As performances dos instrumentistas, todos de primeira linha, são muito criativas. Nas guitarras, temos: Faíska, Álvaro Gonçalves, Marcinho Eiras, Renato Nunes, Sandro Haick, Coop DeVille, Tarcísio Edson César e Beto Di Franco. Os baixistas são: Thiago do Espírito Santo, Edu Martins e Itamar Collaço. Nos sopros: Luis “Cubano” Cabrera, Derico Sciotti e Ed Côrtes. Tocando piano e teclados, aparecem Marcos Romera, Bruno Cardozo, Pepe Rodrigues, Maurício Marques e Thiago Pinheiro. Por fim, Airto Moreira, Rubens Chacal e Maguinho se revezam nas percussões.
Não contente, Sallaberry produziu mais dois CDs: Samba Soft, em 2007, e Sambatuque, em 2009, ambos no mesmo formato. Esses álbuns são raros momentos não só para a música instrumental brasileira, mas também para os músicos perceberem novas e criativas formas de criação e produção musicais.

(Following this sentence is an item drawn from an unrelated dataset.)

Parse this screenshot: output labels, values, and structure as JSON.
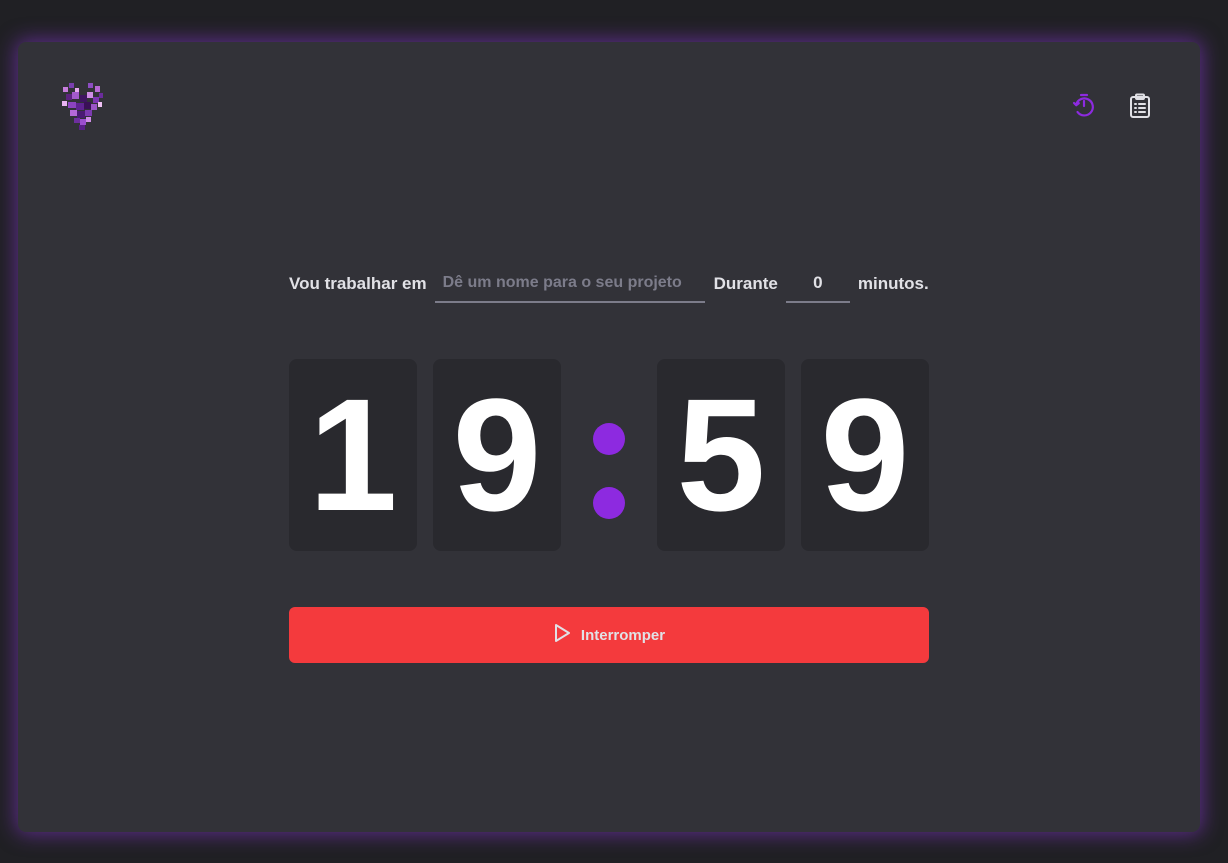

quarta-feira, 22 de dezembro de 2010

O baixo de Arthur Maia

Um ótimo exemplo da qualidade e da versatilidade do músico brasileiro é o contrabaixista carioca Arthur Maia. Seu terceiro disco solo instrumental Planeta Música, produção independente lançada em 2002, é prova disso. Nele, Maia se mostra compositor delicado, exímio arranjador e caminha com destreza por vários gêneros (salsa, choro, jazz, samba-funk etc.). Traz também excelentes convidados, como os norte-americanos Dennis Chambers (bateria), Mike Stern e Hiram Bullock (guitarristas, tendo o segundo falecido em 2005) e o saxofonista cubano Paquito D´Rivera. Entre a nata de instrumentistas brasileiros, destacam-se William Magalhães (Banda BlackRio), os bateristas Carlos Bala e Nenem, o pianista Gilson Peranzzetta, o percussionista Marcos Suzano, entre outros.
Arthur nasceu em família de músicos e teve como grande incentivador o tio Luizão Maia, famoso contrabaixista que acompanhou feras como Elis Regina, Tom Jobim, George Benson e Toots Thielemans. Prodígio, sua carreira começou na bateria ainda adolescente, tendo passado para o contrabaixo aos 16 anos. Antes dos 18, já acompanhava Ivan Lins e Luiz Melodia. Nos anos 1980, tocou no importante grupo Cama de Gato, de música instrumental, com o qual lançou um disco homônimo em 1986 (selo Som da Gente). Participou também, com Pedro Gil (baterista filho de Gilberto Gil morto num acidente de carro em 1990), da banda pop Egotrip.
Sua sensibilidade musical o levou a tocar com importantes cantores da MPB, como Lulu Santos, Djavan, Ney Matogrosso, Milton Nascimento e Gilberto Gil. Com este, realizou várias turnês internacionais. Da cena norte-americana, tocou com George Benson, Pat Metheny e Carlos Santana.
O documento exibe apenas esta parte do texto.